Efficient data transfer to co-processor (GPGPU using OpenCL)

Hello,

I am experimenting with OpenCL and need to create a GNU Radio processing
block where all the computations will happen inside a discrete GPU. More
precisely, I am writing an OpenCL implementation of the polyphase
channelizer.

The block needs to process 1.6 Gbps (50Msps@32bit). If I do everything
in one sychronous block, it means that every time that the work()
function is called, I have to transfer the samples from host->GPU,
compute and transfer back from GPU->host. Indeed, this is not optimal as
the PCI-E bus can have achieve throughput but also have high latency.
The optimal situation would be feeding and consuming from the GPU in an
asynchronous fashion (using DMA?) so that the GPU doesn’t stop
processing during transfers.

I know there are some ongoing efforts to better handle co-processors in
GNU Radio (http://gnuradio.org/redmine/projects/gnuradio/wiki/Keystone2,
https://gnuradio.org/redmine/projects/gnuradio/wiki/GRCon13Coprocessor).
Unfortunately, this is work is barely usable now and requires
modification of the GNU Radio runtime.
There is also the GREX project which has all the features I need
(extended buffer API/pinned memory); but the project is discontinued.
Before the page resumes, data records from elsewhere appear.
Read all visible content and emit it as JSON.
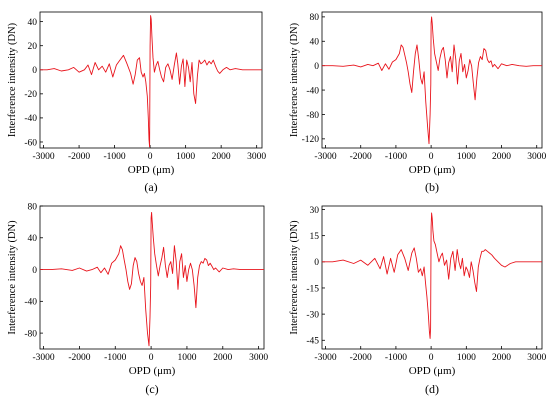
{
  "chart_data": [
    {
      "type": "line",
      "panel_label": "(a)",
      "xlabel": "OPD (μm)",
      "ylabel": "Interference intensity (DN)",
      "xlim": [
        -3100,
        3150
      ],
      "ylim": [
        -65,
        48
      ],
      "xticks": [
        -3000,
        -2000,
        -1000,
        0,
        1000,
        2000,
        3000
      ],
      "yticks": [
        -60,
        -40,
        -20,
        0,
        20,
        40
      ],
      "line_color": "#e8141c",
      "series": [
        {
          "x": [
            -3100,
            -2900,
            -2700,
            -2500,
            -2300,
            -2150,
            -2000,
            -1850,
            -1750,
            -1650,
            -1550,
            -1450,
            -1350,
            -1250,
            -1150,
            -1050,
            -950,
            -850,
            -750,
            -650,
            -550,
            -480,
            -420,
            -360,
            -300,
            -250,
            -200,
            -160,
            -120,
            -80,
            -50,
            -30,
            -15,
            0,
            15,
            30,
            50,
            80,
            120,
            170,
            220,
            270,
            320,
            380,
            440,
            500,
            560,
            620,
            680,
            740,
            780,
            830,
            880,
            930,
            980,
            1030,
            1080,
            1130,
            1180,
            1230,
            1280,
            1330,
            1380,
            1430,
            1480,
            1540,
            1600,
            1660,
            1720,
            1780,
            1840,
            1900,
            1960,
            2050,
            2150,
            2250,
            2400,
            2600,
            2800,
            3000,
            3150
          ],
          "y": [
            0,
            0,
            1,
            -1,
            0,
            2,
            -2,
            0,
            4,
            -4,
            6,
            0,
            3,
            -2,
            5,
            -6,
            4,
            8,
            12,
            5,
            -3,
            -12,
            -4,
            8,
            10,
            -2,
            -6,
            -3,
            -10,
            -22,
            -40,
            -58,
            -64,
            20,
            45,
            42,
            28,
            10,
            -2,
            4,
            7,
            0,
            -6,
            -10,
            2,
            5,
            0,
            -8,
            4,
            14,
            5,
            -12,
            3,
            9,
            -14,
            8,
            2,
            -10,
            6,
            -20,
            -28,
            -5,
            8,
            5,
            6,
            8,
            4,
            7,
            5,
            8,
            3,
            -1,
            -3,
            0,
            2,
            0,
            1,
            0,
            0,
            0,
            0
          ]
        }
      ]
    },
    {
      "type": "line",
      "panel_label": "(b)",
      "xlabel": "OPD (μm)",
      "ylabel": "Interference intensity (DN)",
      "xlim": [
        -3100,
        3150
      ],
      "ylim": [
        -135,
        88
      ],
      "xticks": [
        -3000,
        -2000,
        -1000,
        0,
        1000,
        2000,
        3000
      ],
      "yticks": [
        -120,
        -80,
        -40,
        0,
        40,
        80
      ],
      "line_color": "#e8141c",
      "series": [
        {
          "x": [
            -3100,
            -2800,
            -2500,
            -2200,
            -2000,
            -1800,
            -1650,
            -1500,
            -1400,
            -1300,
            -1200,
            -1100,
            -1000,
            -900,
            -850,
            -800,
            -750,
            -700,
            -650,
            -600,
            -550,
            -500,
            -450,
            -400,
            -350,
            -300,
            -250,
            -200,
            -150,
            -100,
            -60,
            -30,
            -10,
            0,
            15,
            30,
            60,
            100,
            150,
            200,
            250,
            300,
            350,
            400,
            450,
            500,
            550,
            600,
            650,
            700,
            750,
            800,
            850,
            900,
            950,
            1000,
            1050,
            1100,
            1150,
            1200,
            1250,
            1300,
            1350,
            1400,
            1450,
            1500,
            1550,
            1600,
            1650,
            1700,
            1750,
            1800,
            1900,
            2000,
            2150,
            2300,
            2500,
            2700,
            2900,
            3150
          ],
          "y": [
            0,
            0,
            -1,
            1,
            -2,
            2,
            0,
            4,
            -8,
            3,
            -6,
            6,
            10,
            20,
            34,
            30,
            18,
            5,
            -10,
            -30,
            -44,
            -10,
            20,
            34,
            10,
            -20,
            -30,
            -10,
            -60,
            -100,
            -128,
            -80,
            -30,
            70,
            80,
            70,
            45,
            20,
            6,
            -8,
            12,
            25,
            30,
            10,
            -20,
            5,
            15,
            -10,
            34,
            10,
            -30,
            8,
            20,
            -10,
            2,
            -20,
            -8,
            10,
            0,
            -30,
            -56,
            -20,
            5,
            15,
            10,
            28,
            25,
            10,
            5,
            8,
            -2,
            2,
            -5,
            3,
            0,
            2,
            0,
            -1,
            0,
            0
          ]
        }
      ]
    },
    {
      "type": "line",
      "panel_label": "(c)",
      "xlabel": "OPD (μm)",
      "ylabel": "Interference intensity (DN)",
      "xlim": [
        -3100,
        3150
      ],
      "ylim": [
        -100,
        80
      ],
      "xticks": [
        -3000,
        -2000,
        -1000,
        0,
        1000,
        2000,
        3000
      ],
      "yticks": [
        -80,
        -40,
        0,
        40,
        80
      ],
      "line_color": "#e8141c",
      "series": [
        {
          "x": [
            -3100,
            -2800,
            -2500,
            -2200,
            -2000,
            -1800,
            -1650,
            -1500,
            -1400,
            -1300,
            -1200,
            -1100,
            -1000,
            -900,
            -850,
            -800,
            -750,
            -700,
            -650,
            -600,
            -550,
            -500,
            -450,
            -400,
            -350,
            -300,
            -250,
            -200,
            -150,
            -100,
            -60,
            -30,
            -10,
            0,
            15,
            30,
            60,
            100,
            150,
            200,
            250,
            300,
            350,
            400,
            450,
            500,
            550,
            600,
            650,
            700,
            750,
            800,
            850,
            900,
            950,
            1000,
            1050,
            1100,
            1150,
            1200,
            1250,
            1300,
            1350,
            1400,
            1450,
            1500,
            1550,
            1600,
            1650,
            1700,
            1750,
            1800,
            1900,
            2000,
            2150,
            2300,
            2500,
            2700,
            2900,
            3150
          ],
          "y": [
            0,
            0,
            1,
            -1,
            2,
            -2,
            0,
            3,
            -4,
            2,
            -6,
            8,
            12,
            20,
            30,
            25,
            12,
            0,
            -15,
            -25,
            -18,
            5,
            15,
            10,
            -5,
            -15,
            -20,
            -10,
            -50,
            -80,
            -96,
            -60,
            -20,
            65,
            72,
            60,
            40,
            20,
            5,
            -8,
            5,
            15,
            28,
            5,
            -10,
            5,
            10,
            -5,
            30,
            10,
            -25,
            10,
            20,
            -10,
            5,
            -15,
            0,
            8,
            0,
            -20,
            -48,
            -10,
            5,
            10,
            8,
            14,
            12,
            5,
            8,
            4,
            0,
            2,
            -3,
            2,
            0,
            1,
            0,
            0,
            0,
            0
          ]
        }
      ]
    },
    {
      "type": "line",
      "panel_label": "(d)",
      "xlabel": "OPD (μm)",
      "ylabel": "Interference intensity (DN)",
      "xlim": [
        -3100,
        3150
      ],
      "ylim": [
        -50,
        32
      ],
      "xticks": [
        -3000,
        -2000,
        -1000,
        0,
        1000,
        2000,
        3000
      ],
      "yticks": [
        -45,
        -30,
        -15,
        0,
        15,
        30
      ],
      "line_color": "#e8141c",
      "series": [
        {
          "x": [
            -3100,
            -2800,
            -2500,
            -2200,
            -2000,
            -1800,
            -1600,
            -1450,
            -1350,
            -1250,
            -1150,
            -1050,
            -950,
            -850,
            -750,
            -650,
            -550,
            -480,
            -420,
            -360,
            -300,
            -250,
            -200,
            -160,
            -120,
            -80,
            -50,
            -30,
            -15,
            0,
            15,
            30,
            50,
            80,
            120,
            170,
            220,
            270,
            320,
            380,
            440,
            500,
            560,
            620,
            680,
            740,
            790,
            840,
            890,
            940,
            990,
            1040,
            1090,
            1140,
            1190,
            1240,
            1290,
            1340,
            1390,
            1440,
            1490,
            1540,
            1600,
            1660,
            1720,
            1800,
            1900,
            2000,
            2100,
            2250,
            2400,
            2600,
            2800,
            3000,
            3150
          ],
          "y": [
            0,
            0,
            1,
            -1,
            1,
            -2,
            2,
            -4,
            3,
            -7,
            2,
            -6,
            4,
            7,
            2,
            -5,
            5,
            8,
            2,
            -6,
            -4,
            -8,
            -3,
            -12,
            -20,
            -30,
            -40,
            -44,
            -38,
            20,
            28,
            25,
            18,
            12,
            10,
            5,
            0,
            3,
            5,
            -2,
            1,
            -10,
            2,
            6,
            -5,
            7,
            0,
            -4,
            2,
            -8,
            -3,
            -5,
            -9,
            0,
            -5,
            -12,
            -17,
            -3,
            2,
            6,
            6,
            7,
            6,
            5,
            4,
            2,
            0,
            -2,
            -3,
            -1,
            0,
            0,
            0,
            0,
            0
          ]
        }
      ]
    }
  ]
}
There are numerous papers about implementing a polyphase channelizer on
a gpu, and some of them claim that they did use GNU Radio but to my
knowledge none of them provide a reference implementation or explained
how they handled the buffer management inside GNU Radio.

As a workaround, I want to create a hier_block2 with one “pinned memory”
DMA sink feeding my GPU and one DMA source. Do you think this option is
valid? What would be my other options about this?

Any opinion on the subject is welcome. Thank you very much!